3. En relación a lo planteado por J.J.M.Fariña en su texto Responsabilidad: entre necesidad y azar, podemos definir a la necesidad como aquello que establece una conexión entre causas y efectos y al azar como lo que desconecta tal relación. Se relaciona así la necesidad con lo inexorable, con el destino, con lo “móirico”, si se me permite el neologismo. Es aquello que va a ocurrir, que debe ocurrir, que es necesario que suceda, ya que no puede ser de otro modo. Encontramos en la muerte el ejemplo paradigmático de la necesidad: todo ser viviente debe morir, es su destino ineludible. En el azar, la relación entre causa y efecto no existe. En el azar las cosas ocurren “porque sí”. Si una situación es dominada totalmente por el azar o por la necesidad, no podemos atribuir responsabilidad alguna al sujeto. Ahora, si existe un espacio que no esté dominado por alguno de estos factores, se abre el terreno para que el sujeta pueda dar una respuesta, es decir, pueda ser responsable.

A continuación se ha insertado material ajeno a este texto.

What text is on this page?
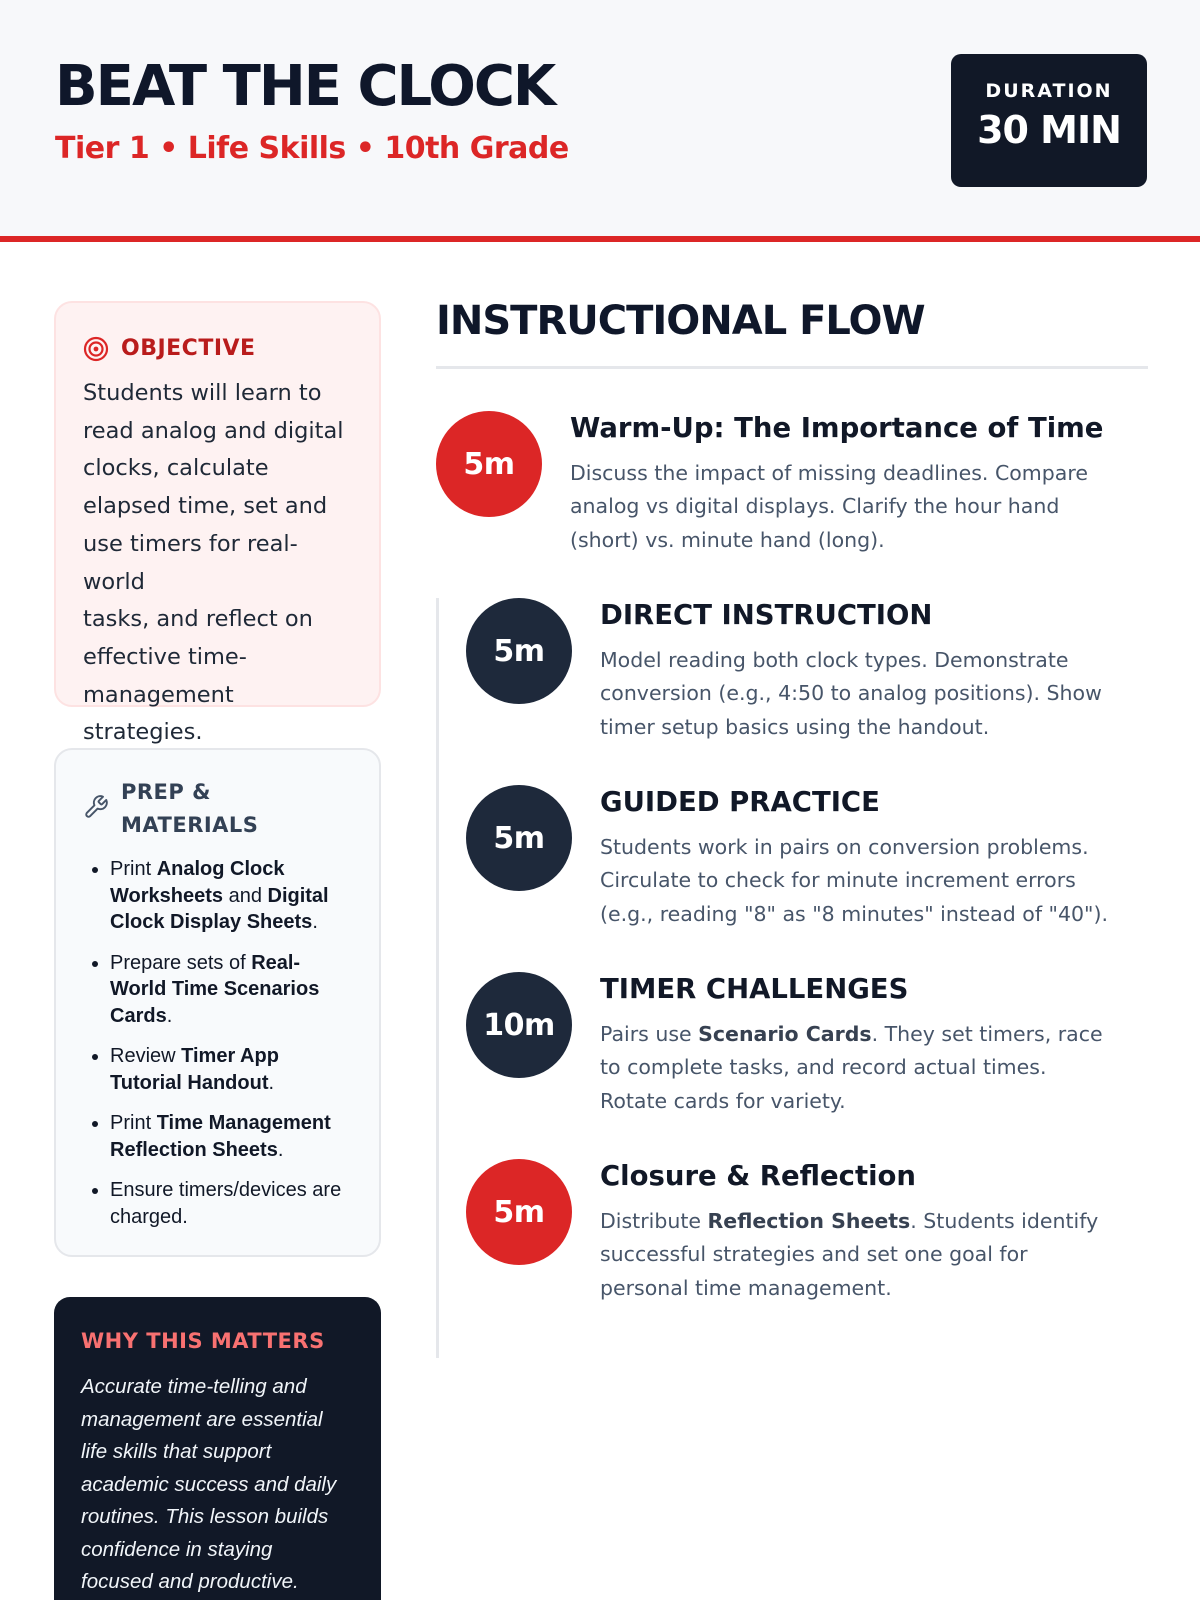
BEAT THE CLOCK
Tier 1 • Life Skills • 10th Grade
DURATION
30 MIN
OBJECTIVE

Students will learn to
read analog and digital
clocks, calculate
elapsed time, set and
use timers for real-world
tasks, and reflect on
effective time-
management strategies.

PREP &
MATERIALS
• Print Analog Clock
Worksheets and Digital
Clock Display Sheets.
• Prepare sets of Real-
World Time Scenarios
Cards.
• Review Timer App
Tutorial Handout.
• Print Time Management
Reflection Sheets.
• Ensure timers/devices are
charged.
WHY THIS MATTERS

Accurate time-telling and
management are essential
life skills that support
academic success and daily
routines. This lesson builds
confidence in staying
focused and productive.

INSTRUCTIONAL FLOW
5m
Warm-Up: The Importance of Time

Discuss the impact of missing deadlines. Compare
analog vs digital displays. Clarify the hour hand
(short) vs. minute hand (long).

5m
DIRECT INSTRUCTION

Model reading both clock types. Demonstrate
conversion (e.g., 4:50 to analog positions). Show
timer setup basics using the handout.

5m
GUIDED PRACTICE

Students work in pairs on conversion problems.
Circulate to check for minute increment errors
(e.g., reading "8" as "8 minutes" instead of "40").

10m
TIMER CHALLENGES

Pairs use Scenario Cards. They set timers, race
to complete tasks, and record actual times.
Rotate cards for variety.

5m
Closure & Reflection

Distribute Reflection Sheets. Students identify
successful strategies and set one goal for
personal time management.
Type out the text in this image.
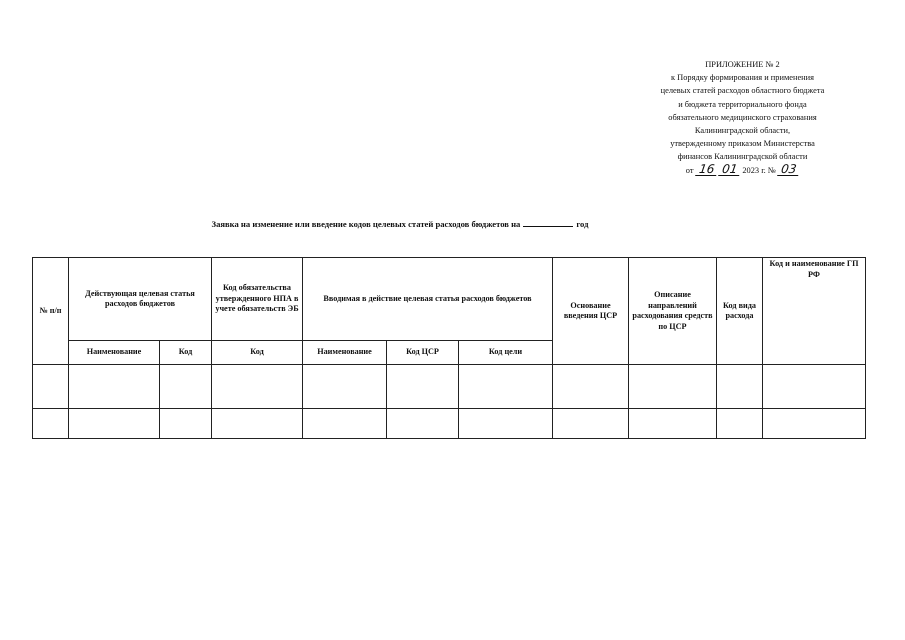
ПРИЛОЖЕНИЕ № 2
к Порядку формирования и применения
целевых статей расходов областного бюджета
и бюджета территориального фонда
обязательного медицинского страхования
Калининградской области,
утвержденному приказом Министерства
финансов Калининградской области
от 16 01 2023 г. № 03
Заявка на изменение или введение кодов целевых статей расходов бюджетов на	год
№ п/п	Действующая целевая статья расходов бюджетов		Код обязательства утвержденного НПА в учете обязательств ЭБ	Вводимая в действие целевая статья расходов бюджетов			Основание введения ЦСР	Описание направлений расходования средств по ЦСР	Код вида расхода	Код и наименование ГП РФ
	Наименование	Код	Код	Наименование	Код ЦСР	Код цели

En la situación seleccionada de la película podemos distinguir estos elementos. Dentro de lo necesario aparece la muerte del juez. Él iba a morir. Si Lala no le daba el vaso con leche quizás no hubiera muerto en ese momento, no era necesario que muriese en ese momento, pero inexorablemente era algo que habría de ocurrirle. También entra dentro de este orden el efecto del vaso de leche con pastillas: inevitablemente, le caerían mal a quien lo tomase. Quizás no moriría como ocurrió con el juez, pero repercutiría negativamente en su cuerpo.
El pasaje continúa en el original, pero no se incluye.